Atatürk fotoğrafı takılmamasına tepki gösteren 4 teğmen ve avukatları, 18 Ocak’taki toplantıya katılıp sözlü savunma yapacak.
Diğer 3 teğmen ve avukatları ise YDK toplantısına girmeyip yazılı savunma göndermekle yetinecek.
Gerekçe: “Karar Baştan Belli”
Haliyle bu tavrın sebebini araştırdık. 3 teğmenin yakın çevresinde dillendirilen gerekçeler şöyle:
“Süreç o kadar yanlı, taraflı ve sorumsuz yürütüldü ki YDK’ya hiç güvenimiz yok. Kendisini mahkeme yerine koyuyor. YDK’yı bağımsız, tarafsız görmüyoruz. İradeleri yok. Milli Savunma Bakanlığı kesinlikle talimat vermiştir. O yüzden adil ve hakkaniyetli karar vereceklerine inanmıyoruz. Kendi kendilerine karar versinler. Görünen o ki TSK’dan ayırma cezası verecekler. Ancak iş burada bitmeyecek. Elbette, bu karara karşı iptal davası açılacak. İdari mahkemelerde daha iyi muhatap bulacağımıza inanıyoruz.”
Hedefteki İsim
3 teğmenin yakın çevresinin başka iddiaları da var.
Tuzla Piyade Okulu’nda 10 ve 13 Kasım’da yaşananları dakika dakika ispatlamanın dışında 5 yıl geriye yönelik kimi olayları da ortaya çıkaracaklarını vurguluyorlar.

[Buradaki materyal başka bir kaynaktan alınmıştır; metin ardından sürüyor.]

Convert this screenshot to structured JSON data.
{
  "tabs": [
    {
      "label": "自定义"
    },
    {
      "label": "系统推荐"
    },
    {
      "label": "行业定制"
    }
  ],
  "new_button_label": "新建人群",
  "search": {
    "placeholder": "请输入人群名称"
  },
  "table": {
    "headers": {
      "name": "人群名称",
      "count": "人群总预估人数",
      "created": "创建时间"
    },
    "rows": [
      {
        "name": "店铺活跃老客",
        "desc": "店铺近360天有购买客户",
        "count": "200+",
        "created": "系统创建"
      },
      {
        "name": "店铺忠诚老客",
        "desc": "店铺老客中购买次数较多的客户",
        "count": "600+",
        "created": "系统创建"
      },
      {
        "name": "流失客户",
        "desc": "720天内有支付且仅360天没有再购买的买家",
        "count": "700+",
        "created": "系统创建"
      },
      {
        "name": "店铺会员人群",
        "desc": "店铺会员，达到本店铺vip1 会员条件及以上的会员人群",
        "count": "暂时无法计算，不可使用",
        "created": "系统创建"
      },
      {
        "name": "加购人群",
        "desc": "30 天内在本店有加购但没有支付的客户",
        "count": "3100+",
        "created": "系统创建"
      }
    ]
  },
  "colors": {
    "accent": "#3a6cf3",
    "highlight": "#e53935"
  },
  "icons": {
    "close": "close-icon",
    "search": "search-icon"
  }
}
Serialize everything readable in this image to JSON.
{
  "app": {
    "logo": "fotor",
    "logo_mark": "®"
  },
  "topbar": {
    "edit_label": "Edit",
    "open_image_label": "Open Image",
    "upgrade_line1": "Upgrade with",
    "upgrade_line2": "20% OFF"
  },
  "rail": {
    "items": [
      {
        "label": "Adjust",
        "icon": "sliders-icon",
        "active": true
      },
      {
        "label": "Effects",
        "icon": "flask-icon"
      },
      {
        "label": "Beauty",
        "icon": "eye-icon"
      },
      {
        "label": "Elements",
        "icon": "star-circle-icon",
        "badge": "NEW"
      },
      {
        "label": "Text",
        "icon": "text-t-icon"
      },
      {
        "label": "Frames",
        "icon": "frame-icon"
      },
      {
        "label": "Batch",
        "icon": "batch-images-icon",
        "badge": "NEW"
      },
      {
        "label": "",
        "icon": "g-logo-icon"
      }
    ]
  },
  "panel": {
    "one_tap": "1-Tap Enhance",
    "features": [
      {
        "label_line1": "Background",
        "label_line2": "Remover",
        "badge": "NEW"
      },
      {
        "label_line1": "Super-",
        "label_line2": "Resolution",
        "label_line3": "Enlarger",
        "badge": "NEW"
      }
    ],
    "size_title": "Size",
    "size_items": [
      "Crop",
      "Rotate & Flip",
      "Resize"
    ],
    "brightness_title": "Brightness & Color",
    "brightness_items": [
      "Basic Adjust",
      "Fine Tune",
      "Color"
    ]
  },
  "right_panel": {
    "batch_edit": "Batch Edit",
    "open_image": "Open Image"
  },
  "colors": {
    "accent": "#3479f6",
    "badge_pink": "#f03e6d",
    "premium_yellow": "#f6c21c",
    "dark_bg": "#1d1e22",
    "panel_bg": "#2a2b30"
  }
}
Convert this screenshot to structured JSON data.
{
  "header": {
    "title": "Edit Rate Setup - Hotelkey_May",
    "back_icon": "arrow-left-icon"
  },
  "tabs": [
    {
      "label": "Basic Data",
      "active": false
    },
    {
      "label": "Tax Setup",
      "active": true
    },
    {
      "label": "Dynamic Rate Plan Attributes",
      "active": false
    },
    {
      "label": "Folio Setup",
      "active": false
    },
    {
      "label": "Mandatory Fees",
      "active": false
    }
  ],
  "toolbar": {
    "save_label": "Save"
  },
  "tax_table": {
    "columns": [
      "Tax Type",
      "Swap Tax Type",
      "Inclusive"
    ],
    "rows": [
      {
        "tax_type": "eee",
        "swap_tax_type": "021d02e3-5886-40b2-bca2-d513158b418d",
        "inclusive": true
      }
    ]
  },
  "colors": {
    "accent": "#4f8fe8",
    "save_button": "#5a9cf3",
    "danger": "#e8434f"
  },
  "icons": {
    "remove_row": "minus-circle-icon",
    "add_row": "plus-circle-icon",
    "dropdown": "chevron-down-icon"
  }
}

Özellikle Milli Savunma Üniversitesi Rektörü Prof. Erhan Afyoncu ile soruşturma heyetini suçlayıp şunları anlatıyorlar:
“10 Kasım’da yaşanan olay duyulur duyulmaz Erhan Afyoncu okula gelip Atatürk fotoğrafı takmayı reddettiği öne sürülen teğmen ve arkadaşlarını 10-15 dakika, ‘Neden takmadınız?’ diye azarladı. Ardından diğer teğmenleri toplayıp, ‘Merak etmeyin, biz Mustafa Kemal Atatürk’ü koruruz.’ diye konuşma yaptı. İlk gelen soruşturma heyeti tamamen ‘saldırgan’ grubun isteklerine uygun davrandı. Erhan Afyoncu da dışarıdan müdahale etti. Başında bir generalin olduğu ikinci heyetin ise soruşturma bittikten sonra Erhan Afyoncu’nun yanına gittiği yönünde duyumlar var.”
3 teğmen ve avukatlarının, “suçu gizleme, görevi suistimal” iddiasıyla Rektör Erhan Afyoncu ile soruşturma heyeti hakkında suç duyurusunda bulunmaya hazırlandığını da kaydedelim.
Son bir not:
Daha önce SADAT kurucusu, emekli general Adnan Tanrıverdi’nin ekibinin de TSK komuta kademesinin yanı sıra Milli Savunma Üniversitesi Rektörü Prof. Afyoncu’yu suçladığını yazmıştık.
İddia o ki, asıl hareketlenme iktidarı destekleyen Yeni Şafak’ın “Teğmen cuntası” başlıklı haberinden sonra yaşanmış ve Prof. Afyoncu, gazetenin sahibi Ahmet Albayrak’la görüşmek istemiş, ancak Albayrak kabul etmemiş!..
Tuzla Piyade Okulu’ndaki olay üzerinden iktidar içindeki güç odakları arasında bir bilek güreşi mi yaşanıyor, ne?!